Mesure de bariolages. (a) Motif technique exécuté par le violoniste. (b) Représentation dans le plan perpendiculaire aux cordes. (c) Représentation de l’inclinaison de l’archet en fonction de la vitesse d’archet. (d) Représentation temporelle de l’inclinaison et de la vitesse. La trajectoire moyenne (en bleu et rouge pour les tirés et poussés, respectivement) montre un déphasage entre l’inclinaison et la vitesse, indiquant que le changement de direction d’archet se produit systématiquement vers la fin du changement de corde.

Ce même mouvement peut être observé en fonction du temps dans la figure 5d, avec les mêmes conventions de couleur. Sur cette figure, on peut voir l’évolution de l’inclinaison, représenté sur l’axe vertical, en bleu et rouge, sur une période du mouvement (c’est-à-dire un tiré-poussé, dans la zone claire entre les temps 0 et 1). Entre les zones correspondant aux cordes de la et mi se trouve une zone intermédiaire où les couleurs se mélangent et qui correspond à une étendue angulaire dans laquelle l’archet est en contact avec les deux cordes à la fois. Cette zone intermédiaire est calculée en tenant compte de certaines propriétés mécaniques de l’instrument et de paramètres liés à l’exécution, comme nous l’avons mentionné dans la partie précédente. À l’intérieur de cet espace, la ligne horizontale en tirets indique la position pour laquelle la pression d’archet est répartie uniformément entre les deux cordes. Cette zone intermédiaire est d’une importance cruciale pour la réalisation de ce type de mode de jeu, puisqu’elle permet de transférer continûment la pression d’archet d’une corde à l’autre. En revanche, nous verrons par la suite qu’elle rend impossible la synchronisation précise du changement de direction d’archet et du changement de corde et que le musicien devra trouver un compromis gestuel pour rendre cette absence de synchronisation stricte acceptable.

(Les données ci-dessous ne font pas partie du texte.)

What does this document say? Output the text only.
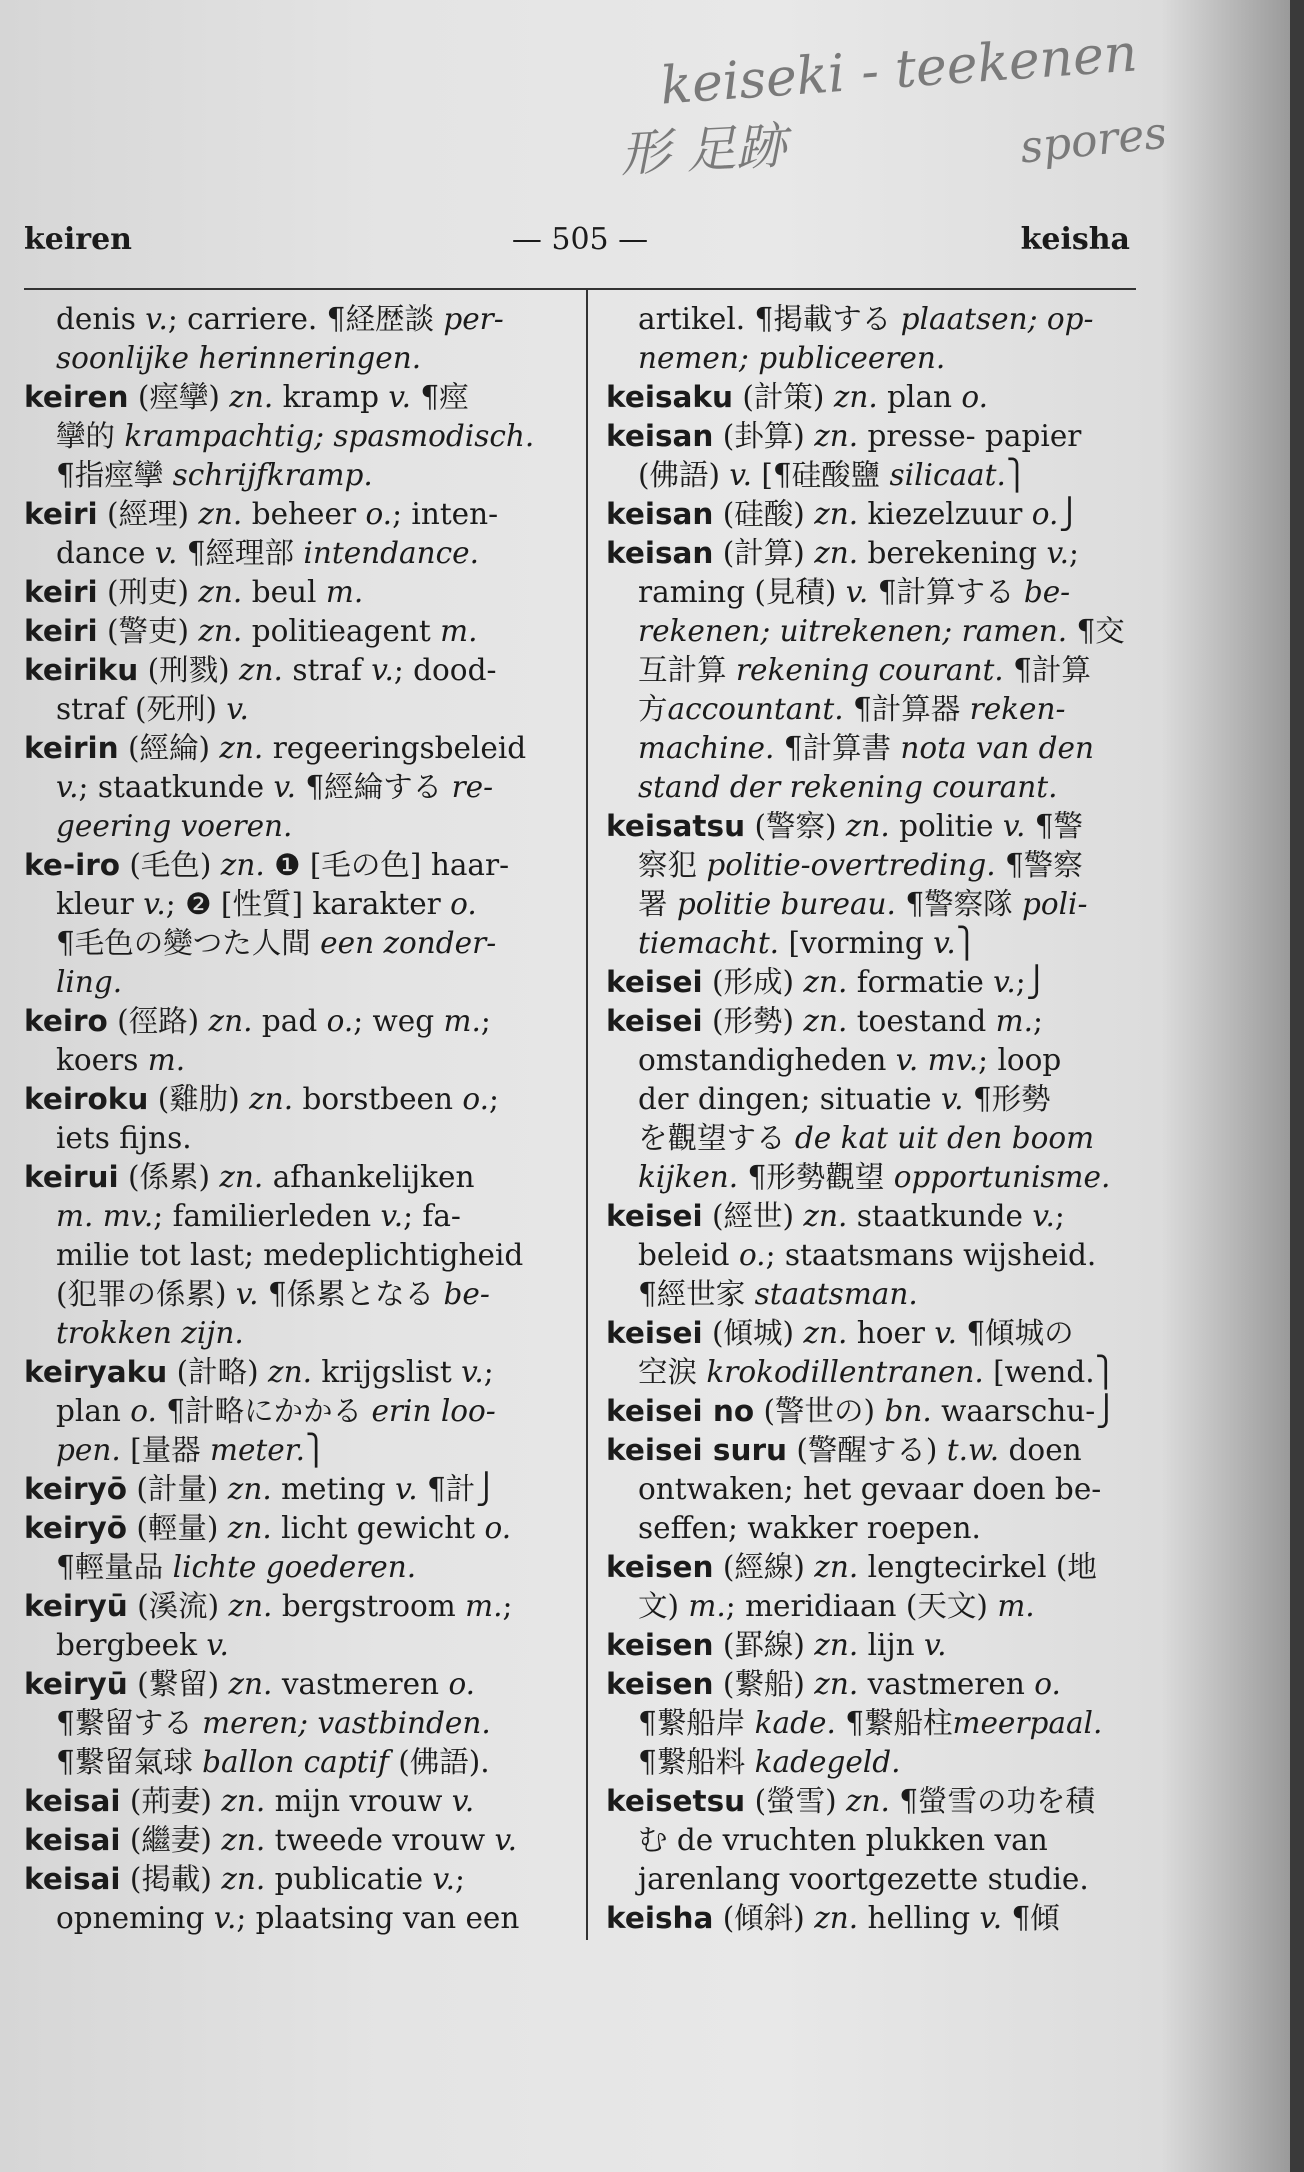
keiseki - teekenen
形 足跡	spores
keiren	— 505 —	keisha
denis v.; carriere. ¶経歴談 per-
soonlijke herinneringen.
keiren (痙攣) zn. kramp v. ¶痙
攣的 krampachtig; spasmodisch.
¶指痙攣 schrijfkramp.
keiri (經理) zn. beheer o.; inten-
dance v. ¶經理部 intendance.
keiri (刑吏) zn. beul m.
keiri (警吏) zn. politieagent m.
keiriku (刑戮) zn. straf v.; dood-
straf (死刑) v.
keirin (經綸) zn. regeeringsbeleid
v.; staatkunde v. ¶經綸する re-
geering voeren.
ke-iro (毛色) zn. ❶ [毛の色] haar-
kleur v.; ❷ [性質] karakter o.
¶毛色の變つた人間 een zonder-
ling.
keiro (徑路) zn. pad o.; weg m.;
koers m.
keiroku (雞肋) zn. borstbeen o.;
iets fijns.
keirui (係累) zn. afhankelijken
m. mv.; familierleden v.; fa-
milie tot last; medeplichtigheid
(犯罪の係累) v. ¶係累となる be-
trokken zijn.
keiryaku (計略) zn. krijgslist v.;
plan o. ¶計略にかかる erin loo-
pen. [量器 meter.⎫
keiryō (計量) zn. meting v. ¶計⎭
keiryō (輕量) zn. licht gewicht o.
¶輕量品 lichte goederen.
keiryū (溪流) zn. bergstroom m.;
bergbeek v.
keiryū (繋留) zn. vastmeren o.
¶繋留する meren; vastbinden.
¶繋留氣球 ballon captif (佛語).
keisai (荊妻) zn. mijn vrouw v.
keisai (繼妻) zn. tweede vrouw v.
keisai (掲載) zn. publicatie v.;
opneming v.; plaatsing van een
artikel. ¶掲載する plaatsen; op-
nemen; publiceeren.
keisaku (計策) zn. plan o.
keisan (卦算) zn. presse- papier
(佛語) v. [¶硅酸鹽 silicaat.⎫
keisan (硅酸) zn. kiezelzuur o.⎭
keisan (計算) zn. berekening v.;
raming (見積) v. ¶計算する be-
rekenen; uitrekenen; ramen. ¶交
互計算 rekening courant. ¶計算
方accountant. ¶計算器 reken-
machine. ¶計算書 nota van den
stand der rekening courant.
keisatsu (警察) zn. politie v. ¶警
察犯 politie-overtreding. ¶警察
署 politie bureau. ¶警察隊 poli-
tiemacht. [vorming v.⎫
keisei (形成) zn. formatie v.;⎭
keisei (形勢) zn. toestand m.;
omstandigheden v. mv.; loop
der dingen; situatie v. ¶形勢
を觀望する de kat uit den boom
kijken. ¶形勢觀望 opportunisme.
keisei (經世) zn. staatkunde v.;
beleid o.; staatsmans wijsheid.
¶經世家 staatsman.
keisei (傾城) zn. hoer v. ¶傾城の
空涙 krokodillentranen. [wend.⎫
keisei no (警世の) bn. waarschu-⎭
keisei suru (警醒する) t.w. doen
ontwaken; het gevaar doen be-
seffen; wakker roepen.
keisen (經線) zn. lengtecirkel (地
文) m.; meridiaan (天文) m.
keisen (罫線) zn. lijn v.
keisen (繋船) zn. vastmeren o.
¶繋船岸 kade. ¶繋船柱meerpaal.
¶繋船料 kadegeld.
keisetsu (螢雪) zn. ¶螢雪の功を積
む de vruchten plukken van
jarenlang voortgezette studie.
keisha (傾斜) zn. helling v. ¶傾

Si nous revenons pour l’instant à la figure 5d, nous pouvons suivre le mouvement de gauche à droite, en commençant au début de la zone centrale lumineuse, au temps 0. Globalement, l’évolution de l’inclinaison ressemble à une sinusoïde, ce qui n’est pas surprenant, puisque la trajectoire est à peu près circulaire. Pendant la plus grande partie du tiré, en bleu, l’archet est sur la corde de la, comme attendu. Cependant, vers la fin du tiré, l’inclinaison entre dans la zone intermédiaire, ce qui signifie que l’archet est en contact avec les deux cordes. C’est à ce moment que le changement de direction d’archet intervient, juste avant de quitter la zone intermédiaire pour la corde de mi. Ensuite, le mouvement est exécuté en poussant sur la corde de mi, et de nouveau, vers la fin du mouvement, l’archet entre dans la zone intermédiaire. Le changement de direction se produit, cette fois, après que l’archet ait quitté la zone intermédiaire, c’est-à-dire lorsqu’il n’est plus en contact qu’avec la corde de mi. Pour résumer ces observations, on observe un léger décalage, ou différence de phase, entre l’inclinaison, qui contrôle le changement de corde, et la vitesse de l’archet. Cette différence de phase est rendue évidente dans la figure 5c, qui montre la même inclinaison représentée en fonction de la vitesse d’archet. Dans cette représentation, la trajectoire prend la forme d’une ellipse écrasée, alors que si l’inclinaison et la vitesse étaient parfaitement synchronisées, nous observerions un segment de droite. En particulier, la valeur de l’inclinaison lorsque la trajectoire croise la vitesse nulle (c’est-à-dire le changement de direction d’archet) est différente pendant le poussé et pendant le tiré et se trouve autour des limites de la zone intermédiaire, lorsque la majeure partie de la pression d’archet a été transférée sur la corde suivante.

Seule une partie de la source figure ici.